Jerman butuh waktu 14 tahun untuk benar-benar menuai hasilnya. Pun dengan Jepang, dulu saat Mario Kempes bermain di Indonesia, federasi sepakbola Jepang pernah menjadikan Indonesia sebagai tempat observasi. Artinya Jepang pernah belajar ke Indonesia. Tak jauh seperti saat Sablon pergi ke selatan dan Utara untuk mengumpulkan referensi program dan sistem sepakbola.
Bagi Sablon, butuh 6.5 tahun agar kurikulumnya diterapkan di seluruh penjuru negeri di Belgia. Namun hasilnya tak berjalan mulus. Belgia menerima kekalahan 6-1 saat menerapkan formula 4-3-3. "Orang-orang di asosiasi mencibir kami. Namun kami meminta mereka bersabar. Dan benar saja empat tahun kemudian (Piala Eropa U-17 2007) kami masuk posisi empat besar. Itu adalah hasil mengesankan dari buah kesabaran", Sablon mengingat momen itu.
Kevin de Bruyne dan Eden Hazard merupakan talenta yang langka. Namun sepertinya kedalaman skuat Belgia tak akan berhenti di generasi mereka saja. "Lihatlah tim U-21. Lihatlah tim U-17. Kami memiliki pemain bagus di kelompok 16 tahun juga. Saya minta maaf tetapi (generasi Eden Hazard cs) ini bukan kebetulan. Kami memiliki sistem dan kami memiliki visi. Ini bukan hanya generasi emas. Dan generasi emas ini akan terus berlanjut", ungkap Browaeys kepada skysports.
Sablon kini telah pergi. Jasanya tengah dipergunakan oleh Federasi Sepakbola Singapura (FAS). Sejak 2015 Ia menjabat direktur teknik disana. Namun kinerjanya dalam membangun fondasi sepakbola Belgia tak akan pernah mudah dilupakan.
Andai saja Sablon memiliki reaksi berbeda saat uji coba sistemnya dipermalukan dengan kekalahan 6-1 dan asosiasi mencibirnya. Mungkin saja hari ini Neymar cs tak pulang lebih cepat dari Rusia. Sebuah pembelajaran yang dapat kita ambil dari Sablon soal sistem pembinaan adalah kesabaran. Hal yang kerap terlupakan di Indonesia, negeri yang kaya potensi sepakbola ini.

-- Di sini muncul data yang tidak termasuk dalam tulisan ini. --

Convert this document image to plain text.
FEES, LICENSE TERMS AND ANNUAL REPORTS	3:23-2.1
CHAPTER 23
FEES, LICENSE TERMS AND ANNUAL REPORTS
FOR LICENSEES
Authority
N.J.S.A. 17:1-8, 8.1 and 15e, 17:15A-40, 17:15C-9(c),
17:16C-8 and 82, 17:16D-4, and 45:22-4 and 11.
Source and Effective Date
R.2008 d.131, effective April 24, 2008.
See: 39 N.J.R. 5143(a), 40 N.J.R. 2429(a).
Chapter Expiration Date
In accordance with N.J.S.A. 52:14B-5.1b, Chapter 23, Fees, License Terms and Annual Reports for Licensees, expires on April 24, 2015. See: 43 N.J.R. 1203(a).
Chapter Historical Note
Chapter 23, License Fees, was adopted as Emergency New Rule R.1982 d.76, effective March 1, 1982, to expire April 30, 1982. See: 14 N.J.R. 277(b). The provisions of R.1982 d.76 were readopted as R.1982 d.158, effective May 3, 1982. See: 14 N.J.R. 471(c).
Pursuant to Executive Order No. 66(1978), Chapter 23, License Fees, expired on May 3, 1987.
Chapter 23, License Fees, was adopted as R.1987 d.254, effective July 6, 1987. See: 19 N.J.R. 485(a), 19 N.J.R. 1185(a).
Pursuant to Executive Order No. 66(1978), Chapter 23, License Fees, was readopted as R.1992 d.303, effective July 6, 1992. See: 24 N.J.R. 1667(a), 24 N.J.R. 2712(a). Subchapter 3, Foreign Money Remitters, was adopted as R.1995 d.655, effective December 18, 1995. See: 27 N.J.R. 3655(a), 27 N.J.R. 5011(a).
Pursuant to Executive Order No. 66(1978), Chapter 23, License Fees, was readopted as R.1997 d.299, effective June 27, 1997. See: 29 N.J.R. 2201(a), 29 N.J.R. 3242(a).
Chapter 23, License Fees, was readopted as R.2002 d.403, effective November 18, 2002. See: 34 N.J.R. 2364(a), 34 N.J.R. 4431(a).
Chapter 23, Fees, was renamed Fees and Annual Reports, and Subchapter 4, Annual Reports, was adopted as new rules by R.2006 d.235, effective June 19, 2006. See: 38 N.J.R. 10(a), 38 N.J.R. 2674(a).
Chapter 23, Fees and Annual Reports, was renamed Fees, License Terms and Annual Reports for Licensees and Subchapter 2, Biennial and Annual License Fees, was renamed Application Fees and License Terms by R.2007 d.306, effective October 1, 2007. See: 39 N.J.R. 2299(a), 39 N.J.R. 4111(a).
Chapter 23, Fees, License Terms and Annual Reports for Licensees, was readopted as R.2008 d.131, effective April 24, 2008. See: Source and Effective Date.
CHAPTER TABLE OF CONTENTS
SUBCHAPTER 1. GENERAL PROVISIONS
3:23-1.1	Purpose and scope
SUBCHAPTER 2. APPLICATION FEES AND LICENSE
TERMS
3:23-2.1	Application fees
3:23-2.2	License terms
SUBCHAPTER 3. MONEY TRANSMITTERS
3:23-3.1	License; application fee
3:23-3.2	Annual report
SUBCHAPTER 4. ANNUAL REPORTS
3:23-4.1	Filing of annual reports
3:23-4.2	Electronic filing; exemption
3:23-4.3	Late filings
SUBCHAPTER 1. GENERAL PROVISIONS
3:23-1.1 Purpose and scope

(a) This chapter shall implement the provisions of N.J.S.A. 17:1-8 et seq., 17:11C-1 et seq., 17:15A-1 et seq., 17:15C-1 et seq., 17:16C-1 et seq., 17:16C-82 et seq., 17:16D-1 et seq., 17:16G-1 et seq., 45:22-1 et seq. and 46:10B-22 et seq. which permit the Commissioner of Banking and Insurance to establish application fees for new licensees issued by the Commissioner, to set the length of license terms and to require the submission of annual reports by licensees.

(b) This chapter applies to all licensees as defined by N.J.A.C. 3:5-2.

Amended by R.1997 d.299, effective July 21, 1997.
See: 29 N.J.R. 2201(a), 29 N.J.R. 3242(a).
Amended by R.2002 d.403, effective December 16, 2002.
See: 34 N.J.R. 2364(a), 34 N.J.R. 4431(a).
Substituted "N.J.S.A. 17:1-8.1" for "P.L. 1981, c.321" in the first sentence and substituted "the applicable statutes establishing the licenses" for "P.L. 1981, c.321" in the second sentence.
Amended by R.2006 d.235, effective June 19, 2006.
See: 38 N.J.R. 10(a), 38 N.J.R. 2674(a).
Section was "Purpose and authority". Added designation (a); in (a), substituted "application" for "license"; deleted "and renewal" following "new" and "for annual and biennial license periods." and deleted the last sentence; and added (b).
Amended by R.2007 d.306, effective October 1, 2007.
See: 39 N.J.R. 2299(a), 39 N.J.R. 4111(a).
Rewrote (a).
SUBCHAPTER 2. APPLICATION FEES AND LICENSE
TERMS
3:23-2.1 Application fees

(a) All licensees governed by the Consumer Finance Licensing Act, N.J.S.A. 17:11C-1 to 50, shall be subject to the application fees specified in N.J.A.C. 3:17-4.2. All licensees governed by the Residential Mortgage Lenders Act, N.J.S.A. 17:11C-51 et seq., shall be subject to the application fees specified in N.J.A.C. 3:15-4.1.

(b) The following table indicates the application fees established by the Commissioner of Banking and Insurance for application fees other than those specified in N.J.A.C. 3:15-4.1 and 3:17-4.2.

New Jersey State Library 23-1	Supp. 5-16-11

Jika kita memberlakukan perhitungan matematis untuk revolusi sepakbola sebuah negara. (Jerman yang butuh 14 tahun untuk jadi juara dunia), revolusi dari Sablon ini akan matang atau mencapai puncaknya tatkala Belgia tampil di Piala Dunia 2022 atau lebih cepatnya di Piala Eropa 2020. Bahkan di Piala Dunia Russia bisa saja masyarakat bola Belgia meminggirkan hitungan matematis itu.